(8 years, 10 months ago)
Lords ChamberMy Lords, I am pleased to speak in this debate. If ever I wondered about the need for a Liberal party, I do not wonder after hearing the comments today. I was proud to be part of the coalition Government in 2010 who repealed the Identity Cards Act 2006 and who ordered the destruction of the national identity database. I am also proud that my party has been consistent throughout its history in opposing national identity card schemes. Indeed, it was the only party that opposed from the outset the Labour Government’s attempts to impose identity cards in 2004. I am also pleased to follow my noble friend Lord Scriven in opposing the suggestion again today.
There are many reasons, both of principle and practicality, why a national identity card scheme is a very bad idea. The most important issue of principle is that it would fundamentally alter the relationship between the state and its citizens. It violates the fundamental traditions of Britain that have kept our liberties safe.

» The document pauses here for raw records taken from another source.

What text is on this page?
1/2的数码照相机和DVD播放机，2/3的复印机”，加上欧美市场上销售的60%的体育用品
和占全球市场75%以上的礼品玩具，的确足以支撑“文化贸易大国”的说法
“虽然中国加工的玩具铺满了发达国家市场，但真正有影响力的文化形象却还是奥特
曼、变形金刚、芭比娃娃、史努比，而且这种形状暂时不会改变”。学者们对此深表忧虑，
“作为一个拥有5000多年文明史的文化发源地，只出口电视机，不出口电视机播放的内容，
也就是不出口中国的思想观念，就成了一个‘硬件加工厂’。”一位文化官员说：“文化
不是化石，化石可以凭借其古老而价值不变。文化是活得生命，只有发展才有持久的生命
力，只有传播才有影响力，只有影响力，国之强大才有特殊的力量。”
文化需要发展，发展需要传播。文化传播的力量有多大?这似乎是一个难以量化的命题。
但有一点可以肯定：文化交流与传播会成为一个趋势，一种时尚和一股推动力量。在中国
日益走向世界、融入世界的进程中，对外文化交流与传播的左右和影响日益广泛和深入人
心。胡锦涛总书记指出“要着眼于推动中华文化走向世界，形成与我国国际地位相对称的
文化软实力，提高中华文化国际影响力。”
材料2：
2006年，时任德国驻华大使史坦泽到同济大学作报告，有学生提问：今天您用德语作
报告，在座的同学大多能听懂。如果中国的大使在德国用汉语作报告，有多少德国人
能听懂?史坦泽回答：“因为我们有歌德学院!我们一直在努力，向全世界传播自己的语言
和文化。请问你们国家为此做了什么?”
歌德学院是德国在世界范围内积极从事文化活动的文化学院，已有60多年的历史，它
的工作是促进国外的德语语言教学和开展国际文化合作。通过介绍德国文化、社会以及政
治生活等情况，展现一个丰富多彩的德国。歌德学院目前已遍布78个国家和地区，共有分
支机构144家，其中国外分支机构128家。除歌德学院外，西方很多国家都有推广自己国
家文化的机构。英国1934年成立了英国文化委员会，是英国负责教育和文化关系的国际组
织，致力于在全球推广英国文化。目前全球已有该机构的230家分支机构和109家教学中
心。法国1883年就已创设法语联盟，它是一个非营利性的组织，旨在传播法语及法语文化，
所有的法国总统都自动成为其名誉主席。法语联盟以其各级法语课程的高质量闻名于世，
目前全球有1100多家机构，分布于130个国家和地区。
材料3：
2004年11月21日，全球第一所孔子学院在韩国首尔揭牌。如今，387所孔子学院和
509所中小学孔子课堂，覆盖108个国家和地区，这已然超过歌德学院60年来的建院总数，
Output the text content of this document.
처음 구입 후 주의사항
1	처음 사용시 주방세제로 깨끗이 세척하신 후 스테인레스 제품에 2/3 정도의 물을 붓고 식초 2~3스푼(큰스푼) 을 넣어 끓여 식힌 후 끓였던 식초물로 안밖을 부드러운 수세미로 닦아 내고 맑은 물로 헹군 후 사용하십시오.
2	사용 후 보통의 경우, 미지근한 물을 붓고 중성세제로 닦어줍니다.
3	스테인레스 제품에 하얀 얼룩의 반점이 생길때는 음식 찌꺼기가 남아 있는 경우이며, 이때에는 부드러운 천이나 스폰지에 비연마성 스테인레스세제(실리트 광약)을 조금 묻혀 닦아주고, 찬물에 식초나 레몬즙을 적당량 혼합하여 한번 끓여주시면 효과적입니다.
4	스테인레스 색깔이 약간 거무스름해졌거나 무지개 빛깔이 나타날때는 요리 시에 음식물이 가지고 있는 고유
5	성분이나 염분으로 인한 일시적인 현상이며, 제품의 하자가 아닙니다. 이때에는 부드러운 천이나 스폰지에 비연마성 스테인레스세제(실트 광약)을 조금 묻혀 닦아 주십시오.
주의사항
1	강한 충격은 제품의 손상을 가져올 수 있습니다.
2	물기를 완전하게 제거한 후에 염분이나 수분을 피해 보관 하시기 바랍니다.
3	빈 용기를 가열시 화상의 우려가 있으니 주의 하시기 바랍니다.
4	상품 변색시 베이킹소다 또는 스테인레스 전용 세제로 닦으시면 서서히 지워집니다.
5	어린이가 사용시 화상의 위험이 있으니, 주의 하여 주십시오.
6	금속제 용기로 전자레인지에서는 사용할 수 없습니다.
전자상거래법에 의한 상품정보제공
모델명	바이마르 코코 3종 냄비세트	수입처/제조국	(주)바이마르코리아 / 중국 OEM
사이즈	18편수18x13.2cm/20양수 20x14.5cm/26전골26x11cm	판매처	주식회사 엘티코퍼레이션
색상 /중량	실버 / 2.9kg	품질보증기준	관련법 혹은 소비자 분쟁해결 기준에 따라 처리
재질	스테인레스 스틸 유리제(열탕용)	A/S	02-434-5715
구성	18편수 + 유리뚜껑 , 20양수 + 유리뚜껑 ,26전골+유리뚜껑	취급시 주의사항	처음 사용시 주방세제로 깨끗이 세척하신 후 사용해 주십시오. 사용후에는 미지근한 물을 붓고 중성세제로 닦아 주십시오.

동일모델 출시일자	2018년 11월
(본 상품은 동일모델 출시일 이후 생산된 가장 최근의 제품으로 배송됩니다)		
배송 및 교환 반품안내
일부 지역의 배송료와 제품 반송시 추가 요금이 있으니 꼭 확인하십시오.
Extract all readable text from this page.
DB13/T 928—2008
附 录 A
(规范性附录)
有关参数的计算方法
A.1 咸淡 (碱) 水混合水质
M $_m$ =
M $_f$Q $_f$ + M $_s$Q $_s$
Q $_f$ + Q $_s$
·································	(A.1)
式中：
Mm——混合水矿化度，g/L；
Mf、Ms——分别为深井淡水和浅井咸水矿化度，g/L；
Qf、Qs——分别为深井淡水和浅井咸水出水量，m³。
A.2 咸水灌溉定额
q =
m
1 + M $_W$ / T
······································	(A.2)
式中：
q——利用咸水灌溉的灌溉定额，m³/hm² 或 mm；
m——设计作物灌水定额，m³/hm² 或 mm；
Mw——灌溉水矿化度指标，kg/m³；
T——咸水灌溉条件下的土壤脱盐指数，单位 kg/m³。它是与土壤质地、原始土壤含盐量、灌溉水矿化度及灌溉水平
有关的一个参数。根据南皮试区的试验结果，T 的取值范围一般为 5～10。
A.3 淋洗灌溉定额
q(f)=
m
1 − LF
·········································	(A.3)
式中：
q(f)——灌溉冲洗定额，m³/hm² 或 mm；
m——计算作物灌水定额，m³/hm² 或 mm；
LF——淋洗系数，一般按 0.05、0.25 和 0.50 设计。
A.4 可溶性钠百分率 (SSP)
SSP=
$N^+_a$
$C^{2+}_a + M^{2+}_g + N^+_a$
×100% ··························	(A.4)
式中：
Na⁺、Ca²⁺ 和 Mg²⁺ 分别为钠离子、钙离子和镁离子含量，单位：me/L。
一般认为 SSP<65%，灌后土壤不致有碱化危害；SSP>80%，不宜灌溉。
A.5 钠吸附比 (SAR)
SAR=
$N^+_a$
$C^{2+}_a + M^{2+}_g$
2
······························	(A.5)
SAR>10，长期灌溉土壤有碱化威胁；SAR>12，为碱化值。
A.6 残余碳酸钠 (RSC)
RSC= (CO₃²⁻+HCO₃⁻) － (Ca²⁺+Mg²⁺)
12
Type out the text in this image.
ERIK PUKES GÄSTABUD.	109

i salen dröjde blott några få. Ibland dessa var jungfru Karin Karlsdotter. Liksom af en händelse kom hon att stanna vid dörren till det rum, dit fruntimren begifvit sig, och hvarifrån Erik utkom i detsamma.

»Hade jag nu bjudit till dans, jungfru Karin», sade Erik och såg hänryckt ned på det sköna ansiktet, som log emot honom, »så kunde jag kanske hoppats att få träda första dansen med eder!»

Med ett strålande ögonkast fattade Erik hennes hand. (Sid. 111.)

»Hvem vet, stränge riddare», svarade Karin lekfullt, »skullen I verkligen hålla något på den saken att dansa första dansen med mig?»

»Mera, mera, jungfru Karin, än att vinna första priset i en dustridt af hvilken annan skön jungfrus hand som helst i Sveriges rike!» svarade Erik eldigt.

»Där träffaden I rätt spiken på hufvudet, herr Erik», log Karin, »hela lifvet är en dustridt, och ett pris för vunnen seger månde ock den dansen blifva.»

We need to be really clear about what a national ID card system, with a national ID card database, actually means. For the first time in our peacetime history, the state would have the power to demand information from every person in the land, not in order for them to travel or gain an internationally recognised travel document—a passport—or to prove that they have complied with the driving test, or even to gain access to a public service, but simply because they exist. For the first time in peacetime, every person in this country would be compelled to attend a designated place, to be fingerprinted and to have their biometric data taken from them. On every occasion that a citizen moved house the state would have the right to know. More than that, every citizen would be under a duty to inform the state, and a penalty of severe fines, if they moved their premises.
An ID scheme is being discussed here as if it is just some administrative system. It is a fundamental departure from the way we operate in this country. I can think of no other common-law country in the world that operates a national identity scheme—none. Indeed, we have heard comments from noble Lords telling us how popular a national identity system would be. I wonder about that, because there are two common-law countries that thought about introducing such a system: Australia and New Zealand. They backtracked pretty rapidly because as soon as the public actually knew what it meant they changed their views on it rather quickly. Indeed, I can think of no other democracy in the world that operates a national ID scheme that does not offer its citizens the protection of a written constitution and a Bill of Rights.
Does the noble Lord not think that India is a democracy? Does it not have a written constitution? It has an identity card: 900 million people have such cards.
But does the noble Lord not believe that India is a democracy? He said that no democracy has it, but India is a democracy.
India has a written constitution. I said that no democracy in the world operates a national identity system that does not have and does not afford its citizens the protection of a written constitution, which India does, and a Bill of Rights, which India also does. The noble Lord makes my point rather clearly.
I will rapidly wind up my comments, but I want to address a couple of specific things. The noble Lord, Lord Blair, told the House about circumstances in which the police and the security services did not, and still do not, have information about who somebody actually is. He also said that the police would not need to stop people and demand papers from them, but in those circumstances it is not clear to me how he could be absolutely sure that the people he refers to would have had documents. If the police are not checking for them, it would certainly be possible for people to avoid that.
The noble Lord, Lord Campbell-Savours, had a lot of faith in biometric data, but as we have heard evidenced, 10% of French biometric passports have been found to be forged. The noble Lord, Lord Berkeley, spoke about illegal workers and tax evasion, but as we know, places such as Italy, France and other countries with ID cards still have to deal with those problems.
A national identity card system would not protect us from terrorism, or stop illegal immigration or illegal workers. But above all, it would violate the fundamental principle that, in this country, it is the state that accounts to the people; it is not the people who have to account to the state.